In a two-hour interview in his spacious office on the outskirts of Perth, he expanded on this theory. "It [iron ore] is absolutely fundamental to the laws of existence or civilization as we know it," he says, dwarfed in a black leather- skinned chair. "I think you've got to have something basic to build your buildings with. You just can't move without mining."

Clever and outspoken, the mining magnate is a right-wing rebel. He is as zealous in his disdain of government bureaucracy as he is in his love of mining. Over the years he has spearheaded drives to get mineral-rich Western Australia to secede from the rest of the country -- an idea tempting the heart of many frontier-minded westerners.
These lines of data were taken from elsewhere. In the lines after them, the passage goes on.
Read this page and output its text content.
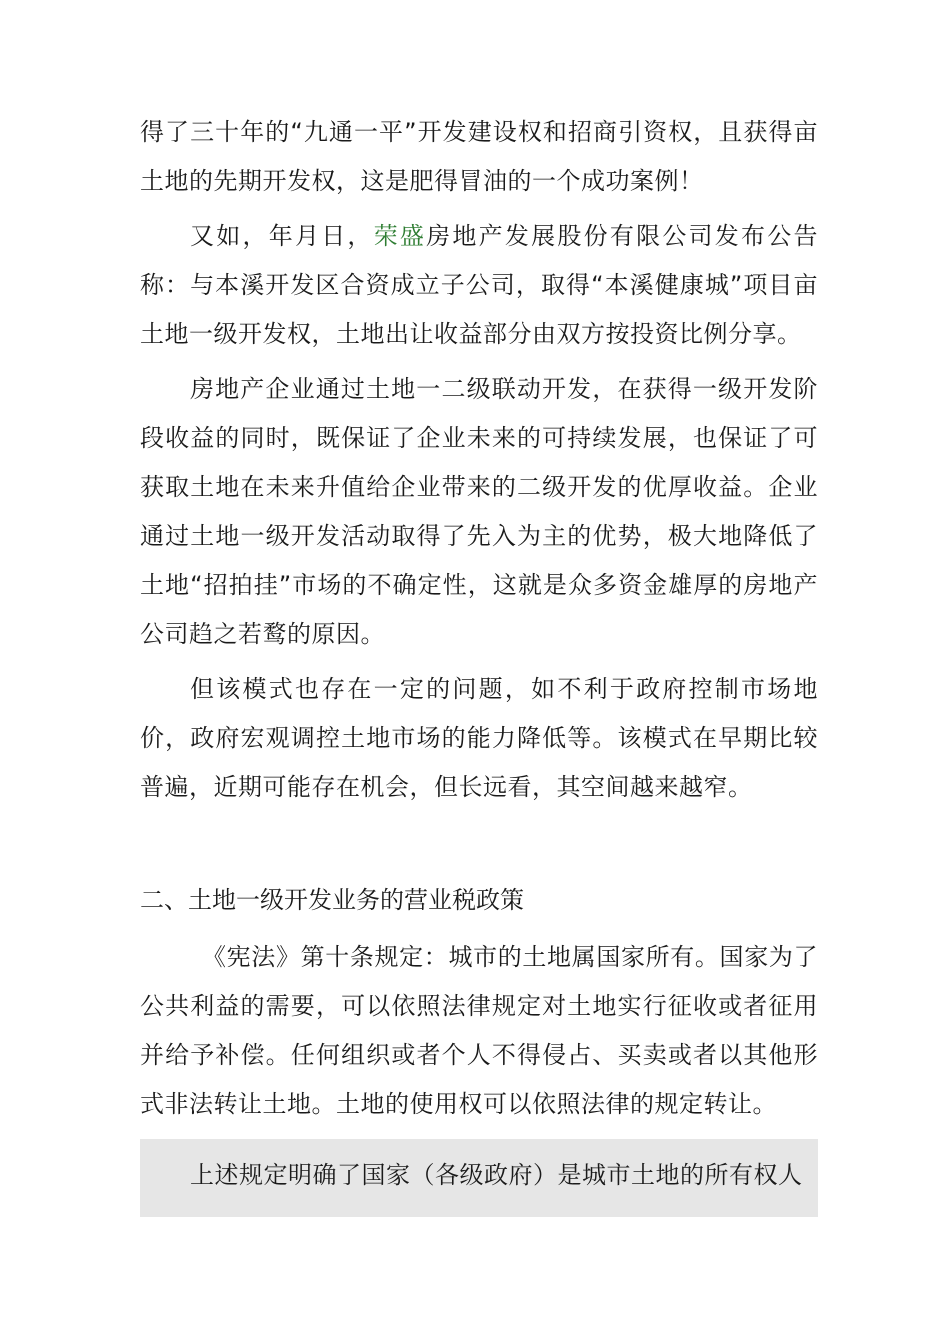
得了三十年的“九通一平”开发建设权和招商引资权，且获得亩土地的先期开发权，这是肥得冒油的一个成功案例！

又如，年月日，荣盛房地产发展股份有限公司发布公告称：与本溪开发区合资成立子公司，取得“本溪健康城”项目亩土地一级开发权，土地出让收益部分由双方按投资比例分享。

房地产企业通过土地一二级联动开发，在获得一级开发阶段收益的同时，既保证了企业未来的可持续发展，也保证了可获取土地在未来升值给企业带来的二级开发的优厚收益。企业通过土地一级开发活动取得了先入为主的优势，极大地降低了土地“招拍挂”市场的不确定性，这就是众多资金雄厚的房地产公司趋之若鹜的原因。

但该模式也存在一定的问题，如不利于政府控制市场地价，政府宏观调控土地市场的能力降低等。该模式在早期比较普遍，近期可能存在机会，但长远看，其空间越来越窄。

二、土地一级开发业务的营业税政策

《宪法》第十条规定：城市的土地属国家所有。国家为了公共利益的需要，可以依照法律规定对土地实行征收或者征用并给予补偿。任何组织或者个人不得侵占、买卖或者以其他形式非法转让土地。土地的使用权可以依照法律的规定转让。

上述规定明确了国家（各级政府）是城市土地的所有权人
"Australia is not a democracy," he says emphatically. He leans on his expansive desk, cluttered with maps, papers, and a hematite pen set. "It is controlled first of all by the bureaucracy, secondly by the trade union leaders, thirdly by the media, and fourthly by the big manufacturing lobbies. Underneath them are the so-called elected representatives of the people."

Perhaps the only thing worse than government to Mr. Hancock is environmentalism, which he considers the "scourge of the 20th century." Not surprisingly, he embraces nuclear power with the ardor of a dog bounding after a Frisbee.

In the end, the archenemy, to this consummate capitalist, seems to be anything that thwarts development, particularly mining. For as long as there is expansion, he says, "I don't think there is any limit to the number of men the earth can support."